An elevation sling, sometimes referred to as a high arm sling, is a specialized first-aid device used to immobilize an injured upper limb. Its primary function is to support the forearm and hand in a significantly raised position, typically with the fingertips resting near the opposite shoulder. This high positioning helps to reduce localized swelling, or edema, in the hand and wrist by counteracting the effects of gravity on fluid dynamics. This measure is generally intended as a temporary means of support until professional medical assessment and treatment can be obtained.
Necessary Materials and Preparation
The most effective material for constructing an elevation sling is a large, commercially available triangular bandage. If a dedicated bandage is not available, acceptable alternatives include a large square of cloth, a wide scarf, or any piece of fabric that can be folded into a suitable triangle. The material should be wide enough to support the entire forearm comfortably, extending from the elbow to beyond the hand.
If starting with a square or rectangular piece of cloth, fold it diagonally to create the necessary triangular shape. The resulting triangle should be large enough that its longest edge, known as the base, can span the distance from the person’s elbow to the opposite shoulder. Before beginning the application, the injured person should be asked to gently support their injured arm across their chest, with their fingertips touching the shoulder of the uninjured side. This pre-positioning ensures the arm is correctly elevated and stabilized before the sling is secured.
Step-by-Step Guide for Creating the Sling
The construction of the elevation sling begins by carefully draping the triangular bandage over the injured arm and chest. Position the apex, or point, of the triangle just beyond the injured person’s elbow. One end of the bandage should hang down over the shoulder of the uninjured side, while the base runs parallel beneath the forearm.
Next, the lower portion of the bandage is brought up and over the forearm, folding it upwards to meet the other end. This action creates a hammock that supports the entire forearm and hand. The end of the bandage that was tucked underneath the arm is then brought diagonally across the person’s back to meet the first end at the shoulder. This diagonal path ensures that the force of the arm’s weight is distributed across the back and shoulder, rather than pulling directly on the neck.

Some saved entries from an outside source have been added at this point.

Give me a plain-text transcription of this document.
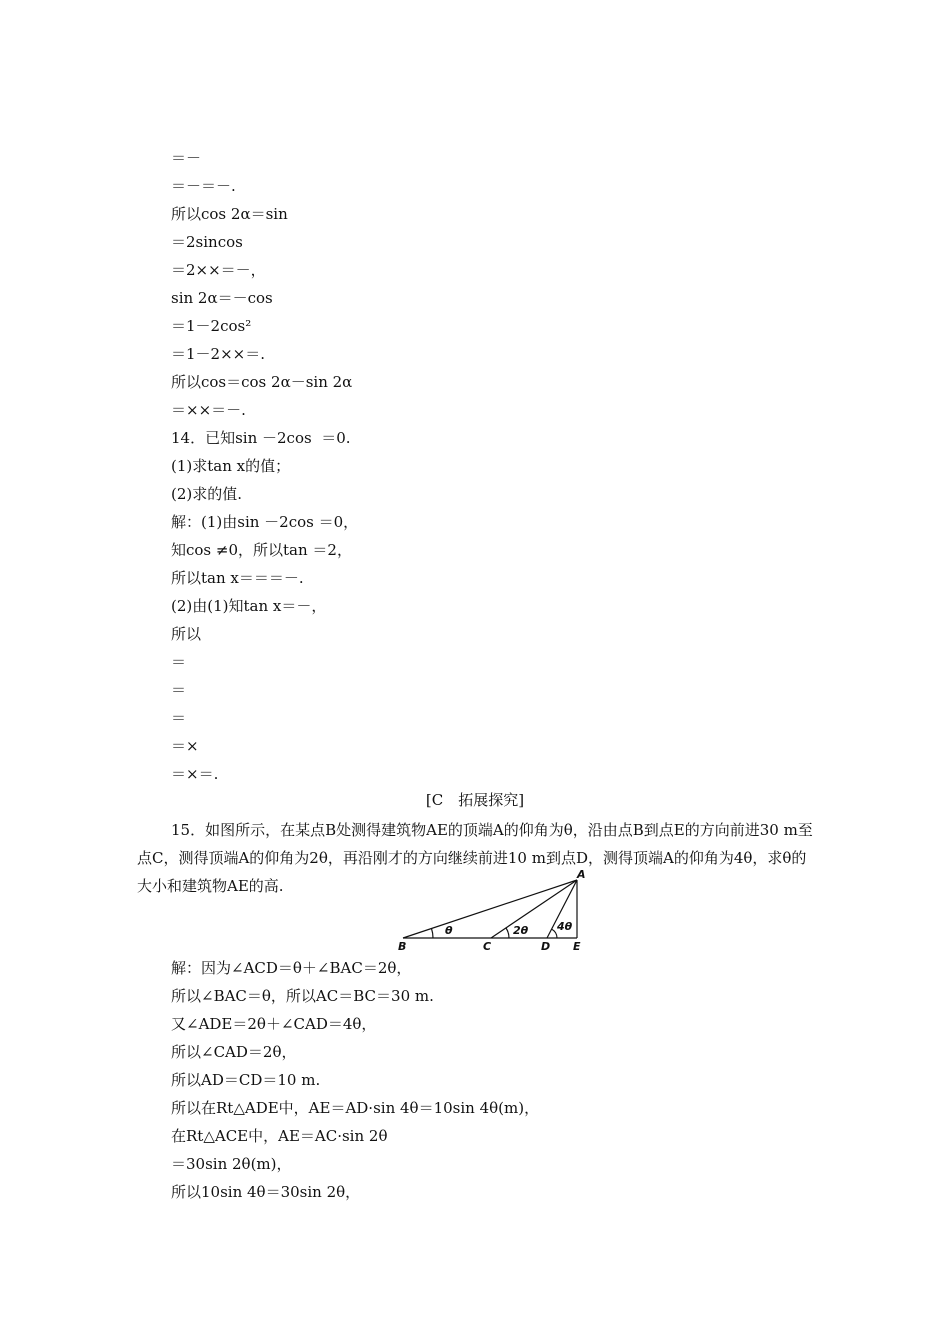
＝－
＝－＝－.
所以cos 2α＝sin
＝2sincos
＝2××＝－，
sin 2α＝－cos
＝1－2cos²
＝1－2××＝.
所以cos＝cos 2α－sin 2α
＝××＝－.
14．已知sin －2cos  ＝0.
(1)求tan x的值；
(2)求的值.
解：(1)由sin －2cos ＝0，
知cos ≠0，所以tan ＝2，
所以tan x＝＝＝－.
(2)由(1)知tan x＝－，
所以
＝
＝
＝
＝×
＝×＝.
[C　拓展探究]
15．如图所示，在某点B处测得建筑物AE的顶端A的仰角为θ，沿由点B到点E的方向前进30 m至点C，测得顶端A的仰角为2θ，再沿刚才的方向继续前进10 m到点D，测得顶端A的仰角为4θ，求θ的大小和建筑物AE的高.
A
B	C	D E
θ	2θ	4θ
解：因为∠ACD＝θ＋∠BAC＝2θ，
所以∠BAC＝θ，所以AC＝BC＝30 m.
又∠ADE＝2θ＋∠CAD＝4θ，
所以∠CAD＝2θ，
所以AD＝CD＝10 m.
所以在Rt△ADE中，AE＝AD·sin 4θ＝10sin 4θ(m)，
在Rt△ACE中，AE＝AC·sin 2θ
＝30sin 2θ(m)，
所以10sin 4θ＝30sin 2θ，
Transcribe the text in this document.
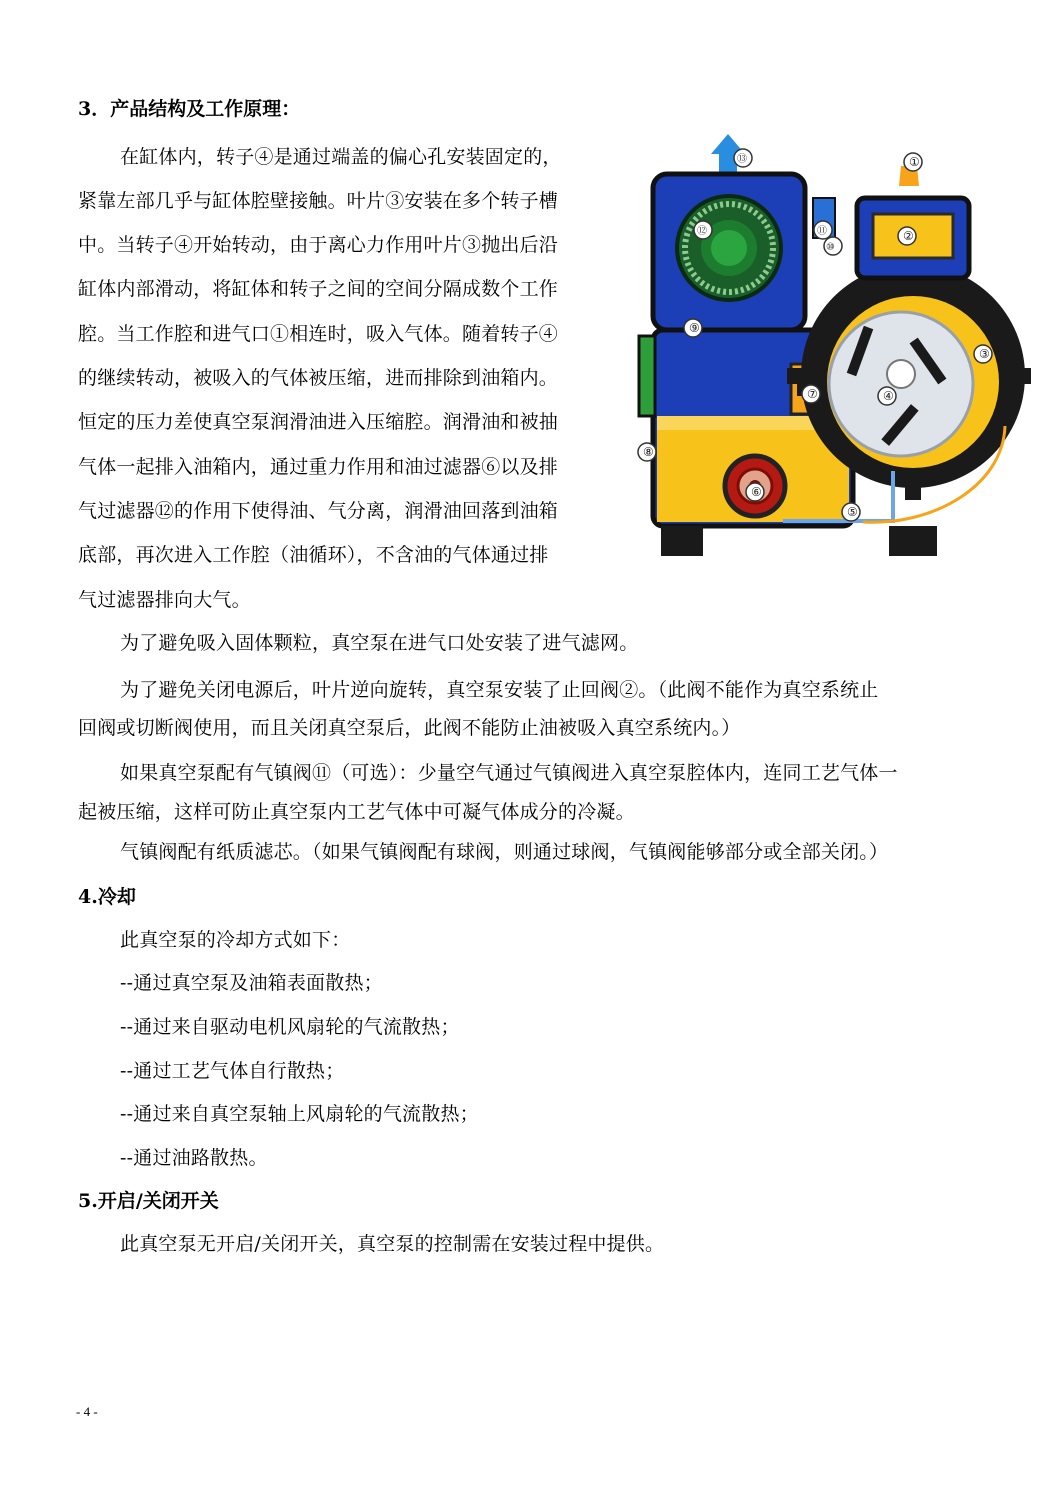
3．产品结构及工作原理：
在缸体内，转子④是通过端盖的偏心孔安装固定的，
紧靠左部几乎与缸体腔壁接触。叶片③安装在多个转子槽
中。当转子④开始转动，由于离心力作用叶片③抛出后沿
缸体内部滑动，将缸体和转子之间的空间分隔成数个工作
腔。当工作腔和进气口①相连时，吸入气体。随着转子④
的继续转动，被吸入的气体被压缩，进而排除到油箱内。
恒定的压力差使真空泵润滑油进入压缩腔。润滑油和被抽
气体一起排入油箱内，通过重力作用和油过滤器⑥以及排
气过滤器⑫的作用下使得油、气分离，润滑油回落到油箱
底部，再次进入工作腔（油循环），不含油的气体通过排
气过滤器排向大气。
为了避免吸入固体颗粒，真空泵在进气口处安装了进气滤网。
为了避免关闭电源后，叶片逆向旋转，真空泵安装了止回阀②。（此阀不能作为真空系统止
回阀或切断阀使用，而且关闭真空泵后，此阀不能防止油被吸入真空系统内。）
如果真空泵配有气镇阀⑪（可选）：少量空气通过气镇阀进入真空泵腔体内，连同工艺气体一
起被压缩，这样可防止真空泵内工艺气体中可凝气体成分的冷凝。
气镇阀配有纸质滤芯。（如果气镇阀配有球阀，则通过球阀，气镇阀能够部分或全部关闭。）
4.冷却
此真空泵的冷却方式如下：
--通过真空泵及油箱表面散热；
--通过来自驱动电机风扇轮的气流散热；
--通过工艺气体自行散热；
--通过来自真空泵轴上风扇轮的气流散热；
--通过油路散热。
5.开启/关闭开关
此真空泵无开启/关闭开关，真空泵的控制需在安装过程中提供。
①
②
③
④
⑤
⑥
⑦
⑧
⑨
⑩
⑪
⑫
⑬
- 4 -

The two ends of the bandage are then tied together using a secure knot, like a square knot or reef knot, directly above the collarbone on the uninjured side. The knot must rest on the solid structure of the collarbone, avoiding the sensitive area directly over the neck vertebrae. Tuck the free ends of the knot away neatly to prevent them from loosening or catching on anything.
Finally, secure the excess material at the elbow where the triangle’s apex is located. This can be done by twisting the fabric at the elbow point and tucking the excess material into the sling. Ensuring the material is snug at the elbow prevents the arm from slipping out and provides a complete, supportive pocket for the limb.
Proper Application and Safety Checks
Once the sling is fully constructed and tied, the fit must be immediately confirmed to ensure maximum therapeutic benefit and comfort. The primary check is verifying that the hand and forearm are elevated high above the elbow and the level of the heart. This specific angle facilitates the drainage of venous blood and interstitial fluid, minimizing swelling in the distal extremities. A properly applied elevation sling should support the arm entirely, extending support all the way down to the person’s fingertips.
Monitoring the person’s circulation and nerve function, collectively known as neurovascular status, is a necessary and ongoing safety measure. The skin color and temperature of the exposed fingers should be checked, comparing them to the uninjured hand; they should remain warm and have a natural color.
Capillary Refill Test
A more specific test involves checking capillary refill time, which assesses blood flow to the tiny vessels beneath the nail bed. To perform the capillary refill test, press firmly on a fingertip’s nail bed for five seconds until it turns pale, then release the pressure. In a healthy circulatory system, the color should return to the nail bed within two seconds. A prolonged refill time, or a bluish or pale appearance, suggests that the sling might be too tight, potentially compromising blood flow. Additionally, the person should be questioned about any sensations of numbness, tingling, or increased pain, as these are signs the sling needs immediate adjustment to relieve pressure on nerves or blood vessels.